Однако он не повернул назад, как предложил, а поехал дальше. К тому же, возвращаться к гробовщику Ашеру не хотелось.
Они ехали между широкими, заснеженными равнинами, над которыми возвышались волнообразные черные холмики земли. Кое-где Ашеру попадались на глаза кукурузные поля, большие и поменьше, с охристой, загрубевшей стерней, вымоченной снегом и исхлестанной ветром, или темные бурые луга. Возле трактира стоял трактор с прицепом для перевозки животных.
Двери в залы были заперты, в кухне возле печки над большими блестящими кастрюлями хлопотала женщина в черном. Цайнер уселся за стол, заказал пива и спросил, когда придет цирюльник.
— С минуты на минуту, — ответила кухарка, презрительно взглянув на Ашера. — Вы второй будете, перед вами занимал полковник.
Полковник был стройный, седовласый человек, обслуживавший молодых людей за столиками. На вид он был еще молод и щеголял в пиджаке в черную и красную клетку.
— Он раньше служил в жандармерии, теперь в отставке, — пояснил Цайнер. — Хозяйке родня.

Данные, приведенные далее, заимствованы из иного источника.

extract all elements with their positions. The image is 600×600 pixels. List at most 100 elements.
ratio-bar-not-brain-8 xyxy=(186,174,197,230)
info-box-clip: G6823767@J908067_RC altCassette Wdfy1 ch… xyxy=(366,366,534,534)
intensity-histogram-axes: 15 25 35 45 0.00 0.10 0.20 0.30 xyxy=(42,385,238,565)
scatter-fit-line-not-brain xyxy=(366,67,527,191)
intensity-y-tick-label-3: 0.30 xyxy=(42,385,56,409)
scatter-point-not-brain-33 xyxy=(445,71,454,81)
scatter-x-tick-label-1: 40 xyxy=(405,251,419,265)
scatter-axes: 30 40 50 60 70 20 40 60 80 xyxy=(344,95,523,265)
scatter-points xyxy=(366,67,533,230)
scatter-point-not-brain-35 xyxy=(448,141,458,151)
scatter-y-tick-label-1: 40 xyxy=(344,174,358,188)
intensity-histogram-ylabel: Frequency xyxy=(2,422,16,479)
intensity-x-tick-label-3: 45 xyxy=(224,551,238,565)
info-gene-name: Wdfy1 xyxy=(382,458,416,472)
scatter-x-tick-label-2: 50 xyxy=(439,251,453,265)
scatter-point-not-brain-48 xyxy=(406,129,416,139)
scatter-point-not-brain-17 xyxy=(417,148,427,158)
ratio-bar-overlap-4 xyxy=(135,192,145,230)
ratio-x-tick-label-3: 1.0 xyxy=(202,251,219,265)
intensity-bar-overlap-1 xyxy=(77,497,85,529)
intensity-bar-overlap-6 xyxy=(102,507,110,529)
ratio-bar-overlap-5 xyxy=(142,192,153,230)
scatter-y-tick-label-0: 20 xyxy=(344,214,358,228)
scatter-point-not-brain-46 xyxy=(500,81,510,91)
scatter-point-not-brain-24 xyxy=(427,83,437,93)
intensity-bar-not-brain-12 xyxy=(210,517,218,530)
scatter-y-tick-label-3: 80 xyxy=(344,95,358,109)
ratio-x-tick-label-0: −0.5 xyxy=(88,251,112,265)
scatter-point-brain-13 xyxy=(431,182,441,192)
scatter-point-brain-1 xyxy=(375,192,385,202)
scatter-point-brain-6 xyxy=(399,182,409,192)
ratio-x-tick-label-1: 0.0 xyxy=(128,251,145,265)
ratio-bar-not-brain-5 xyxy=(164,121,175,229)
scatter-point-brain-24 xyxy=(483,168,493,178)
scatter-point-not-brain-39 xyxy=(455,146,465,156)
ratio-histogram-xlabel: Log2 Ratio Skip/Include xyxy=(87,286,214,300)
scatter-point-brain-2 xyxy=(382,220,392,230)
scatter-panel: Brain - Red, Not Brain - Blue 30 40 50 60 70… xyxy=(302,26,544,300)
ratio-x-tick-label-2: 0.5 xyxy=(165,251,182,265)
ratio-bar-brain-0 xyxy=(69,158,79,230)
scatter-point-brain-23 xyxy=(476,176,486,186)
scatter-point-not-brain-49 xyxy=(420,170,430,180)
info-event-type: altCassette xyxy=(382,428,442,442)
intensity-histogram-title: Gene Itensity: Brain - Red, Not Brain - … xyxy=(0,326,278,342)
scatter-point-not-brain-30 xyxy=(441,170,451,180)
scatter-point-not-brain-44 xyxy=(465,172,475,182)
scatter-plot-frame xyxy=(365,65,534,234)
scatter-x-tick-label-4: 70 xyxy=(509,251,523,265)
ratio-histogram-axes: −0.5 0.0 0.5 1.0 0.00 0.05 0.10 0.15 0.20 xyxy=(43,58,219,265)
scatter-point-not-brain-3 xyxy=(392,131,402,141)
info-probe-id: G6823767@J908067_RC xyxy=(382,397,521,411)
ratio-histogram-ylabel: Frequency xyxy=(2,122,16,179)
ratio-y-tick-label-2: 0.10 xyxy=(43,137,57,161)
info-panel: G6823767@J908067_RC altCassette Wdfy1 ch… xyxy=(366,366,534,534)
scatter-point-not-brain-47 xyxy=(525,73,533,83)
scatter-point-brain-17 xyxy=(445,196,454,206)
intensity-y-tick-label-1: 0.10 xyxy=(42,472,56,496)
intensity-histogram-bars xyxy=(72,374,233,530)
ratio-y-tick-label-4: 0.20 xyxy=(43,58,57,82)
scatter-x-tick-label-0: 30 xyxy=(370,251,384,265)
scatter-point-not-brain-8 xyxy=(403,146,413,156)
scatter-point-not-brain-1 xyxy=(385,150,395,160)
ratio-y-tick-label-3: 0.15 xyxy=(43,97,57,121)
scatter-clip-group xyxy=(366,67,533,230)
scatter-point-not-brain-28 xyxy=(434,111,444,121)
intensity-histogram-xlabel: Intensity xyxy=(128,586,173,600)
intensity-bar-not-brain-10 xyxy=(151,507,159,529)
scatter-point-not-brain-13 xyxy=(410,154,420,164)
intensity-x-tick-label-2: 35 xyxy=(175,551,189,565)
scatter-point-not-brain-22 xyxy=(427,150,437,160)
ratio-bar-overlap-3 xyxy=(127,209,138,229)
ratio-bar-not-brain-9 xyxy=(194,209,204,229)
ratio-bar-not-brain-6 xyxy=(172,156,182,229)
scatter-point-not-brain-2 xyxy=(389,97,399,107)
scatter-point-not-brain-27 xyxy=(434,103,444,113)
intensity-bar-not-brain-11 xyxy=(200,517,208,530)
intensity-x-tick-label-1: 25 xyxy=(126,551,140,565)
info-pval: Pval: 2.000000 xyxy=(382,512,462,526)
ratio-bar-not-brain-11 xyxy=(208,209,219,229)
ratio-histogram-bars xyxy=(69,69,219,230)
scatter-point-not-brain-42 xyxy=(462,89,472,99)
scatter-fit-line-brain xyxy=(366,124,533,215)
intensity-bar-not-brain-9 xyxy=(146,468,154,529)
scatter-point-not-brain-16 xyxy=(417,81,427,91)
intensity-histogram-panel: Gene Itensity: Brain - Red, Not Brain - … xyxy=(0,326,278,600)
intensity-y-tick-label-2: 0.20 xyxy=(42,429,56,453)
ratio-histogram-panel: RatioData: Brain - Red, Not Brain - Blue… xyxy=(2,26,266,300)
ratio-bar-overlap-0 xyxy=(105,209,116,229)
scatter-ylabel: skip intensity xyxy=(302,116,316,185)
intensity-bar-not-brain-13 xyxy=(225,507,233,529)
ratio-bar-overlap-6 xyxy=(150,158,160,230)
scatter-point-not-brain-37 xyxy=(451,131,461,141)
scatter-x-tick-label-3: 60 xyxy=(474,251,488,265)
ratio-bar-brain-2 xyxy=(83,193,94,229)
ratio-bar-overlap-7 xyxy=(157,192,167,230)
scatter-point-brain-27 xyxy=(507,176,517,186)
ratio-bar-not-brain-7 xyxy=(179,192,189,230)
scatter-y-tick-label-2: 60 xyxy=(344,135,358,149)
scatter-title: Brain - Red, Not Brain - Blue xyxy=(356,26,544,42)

В углу стоял встроенный кухонный шкаф-стенка, на ней старенький телевизор, а из окна открывался вид на косогор, почти скрывавший дорогу. Ашер прислушался к разговору парней за соседним столиком. Один из них полгода проработал на бетонном заводе в Граце, но недавно его уволили. Другой сначала подвизался сантехником в Тироле и Форарльберге, но несколько лет тому назад вернулся и пошел работать на птицефабрику в Пёльфинг-Брунне. Ему уже полгода не выплачивают отпускные. А еще хозяин по настоянию отдела здравоохранения устроил на фабрике душевые, но автобус по окончании рабочего дня тех, кто хочет помыться, не ждет. Поэтому душем никто и не пользуется.
— Моя сестра, — продолжал он, — проходит практику в гостинице во Фрауентале — учится гостиничному бизнесу. Каждую неделю перерабатывает. Но сверхурочные ей не оплачивают, не говоря уже о том, что сверхурочно ей еще не положено работать по возрасту. Как-то раз она не выдержала, позвонила в профсоюз, а там спрашивают, состоит она в профсоюзе или нет. А как она может вступить в профсоюз, если хозяин не разрешает? Вот ей и сказали, ничего, мол, не можем для вас сделать.